Aunque las circunstancias solieran estar en su contra, las race movies como Within Our Gates (Oscar Micheaux, 1920) ofrecieron un contrapunto a ese panorama en el que Al Jolson cantaba con la cara llena de betún en El cantor de jazz (1927), en el que Lincoln Perry se convertía en la primera estrella afroamericana gracias a su personaje de Stepin Fetchit (“El hombre más vago del mundo”) y en el que la decisión de King Vidor de recurrir sólo a intérpretes negros para su maravillosa, si bien paternalista, Aleluya (1929) se veía como revolucionaria.

Así, por más que títulos como The Blood of Jesus (1941) se hayan ganado un puesto en las filmotecas, este primer cine afroamericano languideció hasta morir del todo en la década de 1950. Mientras tanto, en el Hollywood ‘real’, las posibilidades de que un negro se convirtiera en estrella (y no digamos en director) tendían a cero.
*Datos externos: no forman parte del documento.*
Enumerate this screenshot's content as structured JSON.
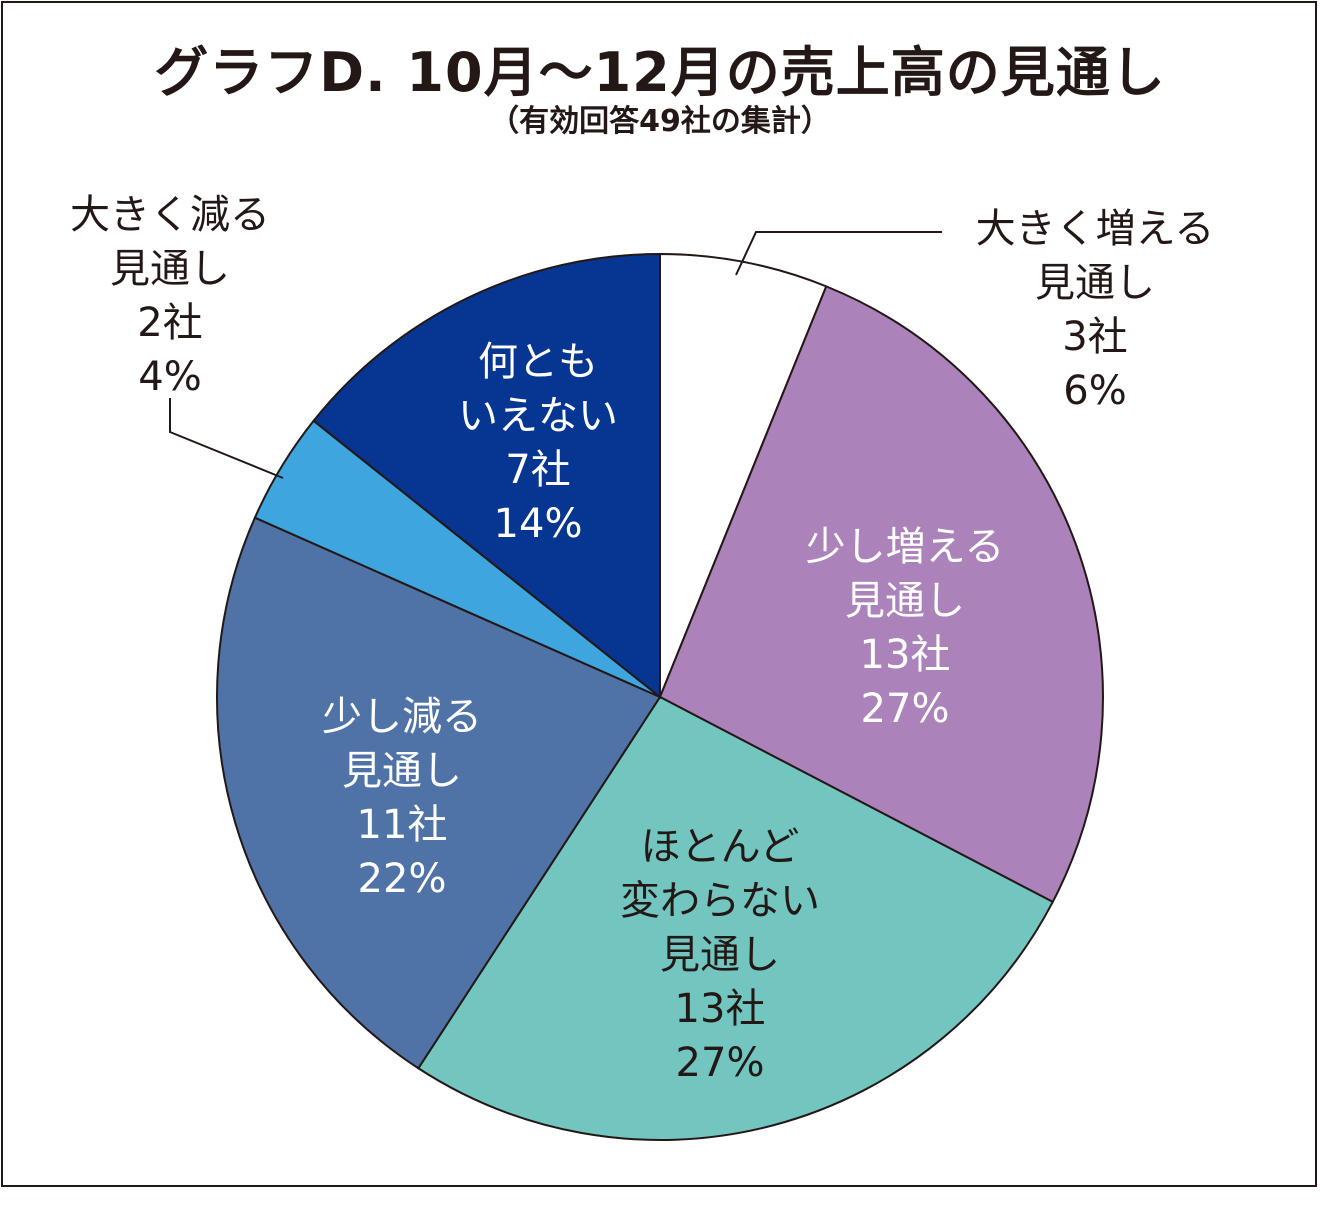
{
  "chart_data": {
    "type": "pie",
    "title": "グラフD.  10月〜12月の売上高の見通し",
    "subtitle": "（有効回答49社の集計）",
    "slices": [
      {
        "lines": [
          "大きく増える",
          "見通し"
        ],
        "count": "3社",
        "percent": "6%",
        "value": 3,
        "color": "#ffffff",
        "text_color": "#231815",
        "label_placement": "outside-right"
      },
      {
        "lines": [
          "少し増える",
          "見通し"
        ],
        "count": "13社",
        "percent": "27%",
        "value": 13,
        "color": "#ab82b9",
        "text_color": "#ffffff",
        "label_placement": "inside"
      },
      {
        "lines": [
          "ほとんど",
          "変わらない",
          "見通し"
        ],
        "count": "13社",
        "percent": "27%",
        "value": 13,
        "color": "#73c6c0",
        "text_color": "#231815",
        "label_placement": "inside"
      },
      {
        "lines": [
          "少し減る",
          "見通し"
        ],
        "count": "11社",
        "percent": "22%",
        "value": 11,
        "color": "#4f73a7",
        "text_color": "#ffffff",
        "label_placement": "inside"
      },
      {
        "lines": [
          "大きく減る",
          "見通し"
        ],
        "count": "2社",
        "percent": "4%",
        "value": 2,
        "color": "#3ea5de",
        "text_color": "#231815",
        "label_placement": "outside-left"
      },
      {
        "lines": [
          "何とも",
          "いえない"
        ],
        "count": "7社",
        "percent": "14%",
        "value": 7,
        "color": "#073592",
        "text_color": "#ffffff",
        "label_placement": "inside"
      }
    ]
  }
}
Véanse las fechas: Hattie McDaniel se lleva su Oscar como actriz de reparto por Lo que el viento se llevó en 1939, durante una ceremonia a la que entra por la puerta de atrás debido al color de su piel. La siguiente nominada afroamericana (Dorothy Dandridge, por Carmen Jones) no aparece hasta 1959. Otro premio de la Academia, el de Sidney Poitier por Los lirios del valle (1963), se consideró como un gesto de apertura: no en vano, el ganador había marchado sobre Washington con Luther King. Pero aquello resultó insuficiente.

Luciendo con orgullo la etiqueta de “clasificada X” (el haber involucrado a su hijo Mario –13 años entonces– en una escena de sexo explícito no ayudó), Melvin Van Peebles inauguró el black power de cine con Sweet Sweetback’s Baadasssss Song en 1971. Filme que, además de dar el pistoletazo de salida a la blaxploitation estaba hecho con clara voluntad de incordiar al ‘Hombre’ (blanco).

He's a real motherfucker!

Pelazos, funk y pistolas: en los 70, el cine blaxploitation se convirtió en mito para los restos. “¿Quién es el detective negro que es una máquina sexual para todas las pibas?”, preguntaba Isaac Hayes, sobre un tapiz de cuerdas y guitarra wah-wah. A lo cual las chicas del coro, como una sola, respondían: “¡Shaft!”.

Si el lector piensa que esas palabras nunca pudieron sonar en una gala de los Oscar, está equivocado: la estatuilla a mejor canción para Hayes, por su trabajo en Las noches rojas de Harlem (1971) fue uno de los puntos culminantes de la blaxploitation (apócope de “ black exploitation”).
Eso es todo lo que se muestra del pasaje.